🤖 AI Summary
Existing image semantic communication systems neglect regional importance disparities, leading to degraded reconstruction quality of critical visual content. To address this, we propose a generative semantic communication framework that first identifies key and non-key image regions. Key regions undergo image-oriented, fine-grained semantic encoding, while non-key regions are modeled as text and compressed—enabling semantic-aware heterogeneous representation. Our approach innovatively incorporates a region-importance-aware mechanism and integrates generative AI, image-text joint modeling, model quantization, and LoRA-based fine-tuning to support lightweight deployment. Experimental results demonstrate significant improvements over baselines: +12.3% SSIM (semantic fidelity) and +9.7% LPIPS (perceptual quality), achieving both efficient transmission and high-fidelity reconstruction.
📝 Abstract
The rapid development of generative artificial intelligence (AI) has introduced significant opportunities for enhancing the efficiency and accuracy of image transmission within semantic communication systems. Despite these advancements, existing methodologies often neglect the difference in importance of different regions of the image, potentially compromising the reconstruction quality of visually critical content. To address this issue, we introduce an innovative generative semantic communication system that refines semantic granularity by segmenting images into key and non-key regions. Key regions, which contain essential visual information, are processed using an image oriented semantic encoder, while non-key regions are efficiently compressed through an image-to-text modeling approach.
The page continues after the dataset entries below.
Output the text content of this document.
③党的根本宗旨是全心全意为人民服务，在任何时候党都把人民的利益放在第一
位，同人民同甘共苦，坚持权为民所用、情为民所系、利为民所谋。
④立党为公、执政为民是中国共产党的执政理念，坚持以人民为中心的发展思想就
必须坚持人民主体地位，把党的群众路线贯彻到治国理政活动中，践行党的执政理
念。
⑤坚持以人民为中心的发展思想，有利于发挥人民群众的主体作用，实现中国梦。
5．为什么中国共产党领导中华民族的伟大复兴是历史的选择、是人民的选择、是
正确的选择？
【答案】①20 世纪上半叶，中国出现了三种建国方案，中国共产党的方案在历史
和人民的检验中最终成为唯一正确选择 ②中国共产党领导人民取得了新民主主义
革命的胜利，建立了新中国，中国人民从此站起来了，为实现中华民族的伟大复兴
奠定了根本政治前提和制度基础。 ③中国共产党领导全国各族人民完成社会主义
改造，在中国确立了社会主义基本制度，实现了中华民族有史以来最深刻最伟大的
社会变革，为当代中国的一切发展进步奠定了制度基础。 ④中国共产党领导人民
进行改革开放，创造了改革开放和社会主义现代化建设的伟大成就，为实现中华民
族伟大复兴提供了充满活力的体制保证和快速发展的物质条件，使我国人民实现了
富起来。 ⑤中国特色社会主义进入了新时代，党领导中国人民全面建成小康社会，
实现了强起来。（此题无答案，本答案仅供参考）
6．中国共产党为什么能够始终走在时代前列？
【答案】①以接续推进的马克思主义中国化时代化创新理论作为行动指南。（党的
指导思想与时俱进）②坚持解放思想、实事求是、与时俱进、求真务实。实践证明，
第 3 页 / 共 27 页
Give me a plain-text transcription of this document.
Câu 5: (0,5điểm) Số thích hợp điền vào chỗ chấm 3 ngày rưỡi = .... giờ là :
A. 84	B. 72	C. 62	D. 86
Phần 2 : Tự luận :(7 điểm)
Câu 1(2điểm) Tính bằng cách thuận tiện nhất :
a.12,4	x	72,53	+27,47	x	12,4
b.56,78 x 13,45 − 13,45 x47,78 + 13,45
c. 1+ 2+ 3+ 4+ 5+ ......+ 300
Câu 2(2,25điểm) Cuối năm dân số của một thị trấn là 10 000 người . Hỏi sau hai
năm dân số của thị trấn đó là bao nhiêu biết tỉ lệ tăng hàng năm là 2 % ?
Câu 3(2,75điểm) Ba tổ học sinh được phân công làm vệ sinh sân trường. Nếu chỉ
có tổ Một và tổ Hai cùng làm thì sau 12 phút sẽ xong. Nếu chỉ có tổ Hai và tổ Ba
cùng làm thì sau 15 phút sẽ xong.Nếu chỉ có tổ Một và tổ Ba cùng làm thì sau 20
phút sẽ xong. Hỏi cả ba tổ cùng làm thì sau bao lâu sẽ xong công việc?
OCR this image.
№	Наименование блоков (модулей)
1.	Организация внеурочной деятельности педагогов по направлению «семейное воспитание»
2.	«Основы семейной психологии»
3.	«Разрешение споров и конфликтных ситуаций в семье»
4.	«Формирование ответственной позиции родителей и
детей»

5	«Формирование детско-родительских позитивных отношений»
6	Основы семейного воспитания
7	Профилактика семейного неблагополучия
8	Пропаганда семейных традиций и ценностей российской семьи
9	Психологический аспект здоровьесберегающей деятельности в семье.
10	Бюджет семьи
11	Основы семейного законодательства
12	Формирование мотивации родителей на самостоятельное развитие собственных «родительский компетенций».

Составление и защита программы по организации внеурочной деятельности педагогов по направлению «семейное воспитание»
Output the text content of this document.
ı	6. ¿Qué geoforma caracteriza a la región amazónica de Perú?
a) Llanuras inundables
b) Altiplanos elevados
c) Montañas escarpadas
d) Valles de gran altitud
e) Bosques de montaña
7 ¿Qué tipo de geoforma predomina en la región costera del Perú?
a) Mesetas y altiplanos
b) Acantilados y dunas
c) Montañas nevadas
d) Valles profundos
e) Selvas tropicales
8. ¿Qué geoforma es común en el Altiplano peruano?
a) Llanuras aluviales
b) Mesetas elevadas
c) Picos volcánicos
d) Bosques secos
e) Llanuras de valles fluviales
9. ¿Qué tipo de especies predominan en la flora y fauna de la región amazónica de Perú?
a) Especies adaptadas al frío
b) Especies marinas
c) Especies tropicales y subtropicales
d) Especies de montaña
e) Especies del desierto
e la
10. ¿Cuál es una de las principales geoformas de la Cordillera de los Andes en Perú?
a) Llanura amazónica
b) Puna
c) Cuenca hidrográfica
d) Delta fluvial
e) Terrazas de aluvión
Additionally, to mitigate the substantial storage and computational demands posed by large AI models, the proposed system employs a lightweight deployment strategy incorporating model quantization and low-rank adaptation fine-tuning techniques, significantly boosting resource utilization without sacrificing performance. Simulation results demonstrate that the proposed system outperforms traditional methods in terms of both semantic fidelity and visual quality, thereby affirming its effectiveness for image transmission tasks.